BlackRock's equity ETFs, a global leader in the segment, raised US$110 billion. But the standout in proportional terms was its fixed-income ETFs, which attracted US$66 billion—the largest volume ever recorded by the company in this category in a single quarter.

The amount represents 5.4% of the volume of fixed income ETFs at the beginning of the second quarter, a category that ended the period with US$1.3 trillion, already considering the appreciation of the asset class.

Over the past 12 months, BlackRock's fixed income ETFs raised $210 billion, second only to the $400 billion raised by equity ETFs, which ended the second quarter with $4.7 trillion under management.

The fixed income factor

BlackRock's performance in fixed income is not an isolated phenomenon in a scenario of high interest rates and persistent volatility in the stock markets.

Recent data from Morningstar shows that May 2026 was a historic month for the American investment industry, with taxable fixed income funds registering a record inflow of US$96 billion in the month, and only the high-yield segment registering outflows.

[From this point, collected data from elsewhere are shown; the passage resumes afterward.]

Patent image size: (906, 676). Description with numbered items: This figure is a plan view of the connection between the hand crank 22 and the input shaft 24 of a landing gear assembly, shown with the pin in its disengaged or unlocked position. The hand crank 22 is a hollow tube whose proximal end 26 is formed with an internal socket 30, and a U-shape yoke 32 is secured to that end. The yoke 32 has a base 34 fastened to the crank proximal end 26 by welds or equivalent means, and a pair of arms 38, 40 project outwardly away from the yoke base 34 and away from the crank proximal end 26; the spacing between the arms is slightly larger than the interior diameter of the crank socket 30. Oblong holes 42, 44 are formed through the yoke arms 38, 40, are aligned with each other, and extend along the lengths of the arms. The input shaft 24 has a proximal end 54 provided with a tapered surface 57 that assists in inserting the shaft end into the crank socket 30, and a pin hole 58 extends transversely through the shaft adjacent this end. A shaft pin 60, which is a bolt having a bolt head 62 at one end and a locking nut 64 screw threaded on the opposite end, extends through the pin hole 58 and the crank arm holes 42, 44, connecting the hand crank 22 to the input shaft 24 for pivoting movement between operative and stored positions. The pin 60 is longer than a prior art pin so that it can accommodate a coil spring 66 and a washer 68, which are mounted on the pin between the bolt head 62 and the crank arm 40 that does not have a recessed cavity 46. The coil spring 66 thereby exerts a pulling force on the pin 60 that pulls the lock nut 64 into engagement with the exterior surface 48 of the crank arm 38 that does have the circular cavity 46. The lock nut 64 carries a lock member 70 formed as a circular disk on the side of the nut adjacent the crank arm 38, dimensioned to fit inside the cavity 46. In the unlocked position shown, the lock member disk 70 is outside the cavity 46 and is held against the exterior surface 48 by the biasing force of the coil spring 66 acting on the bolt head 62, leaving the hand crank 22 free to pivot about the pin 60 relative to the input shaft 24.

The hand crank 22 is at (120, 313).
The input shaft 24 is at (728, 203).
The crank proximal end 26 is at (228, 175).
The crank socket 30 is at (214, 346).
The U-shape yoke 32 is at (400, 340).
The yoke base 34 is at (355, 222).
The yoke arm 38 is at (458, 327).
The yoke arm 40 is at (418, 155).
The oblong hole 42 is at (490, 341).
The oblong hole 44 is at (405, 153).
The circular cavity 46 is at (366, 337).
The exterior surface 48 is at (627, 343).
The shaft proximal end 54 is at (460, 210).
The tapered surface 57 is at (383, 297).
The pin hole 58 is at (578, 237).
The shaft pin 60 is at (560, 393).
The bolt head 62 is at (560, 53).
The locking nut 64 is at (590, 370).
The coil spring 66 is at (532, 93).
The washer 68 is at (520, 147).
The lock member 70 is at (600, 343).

BlackRock's main source of revenue, ETFs, grew 38% in the quarter, driven by higher assets under management, reaching US$2.6 billion. Equity ETFs accounted for US$1.99 billion of the total, and fixed income ETFs for US$443 million.

Revenue from retail clients reached US$1.3 billion, up 28% year-over-year, and institutional active management generated US$1.18 billion in the quarter, a growth of 19%.

A particular highlight was the performance fees , which jumped 224%, from US$94 million to US$305 million, driven by private market funds following the acquisition of the credit management firm HPS.

In consolidated terms, BlackRock's total revenue reached US$7.1 billion in the quarter, up 31% from the same period last year. Operating profit grew 42% to US$2.5 billion, with an adjusted operating margin of 45.9% — the highest in almost five years. Net income was US$1.9 billion, a 20% year-over-year increase, with adjusted earnings per share of US$13.91.

Investors reacted positively to the numbers. At the opening of the New York Stock Exchange on Wednesday the 15th, BlackRock shares soared and, around 9:43 am local time, the shares were up 6.87%, trading at US$1,096.41.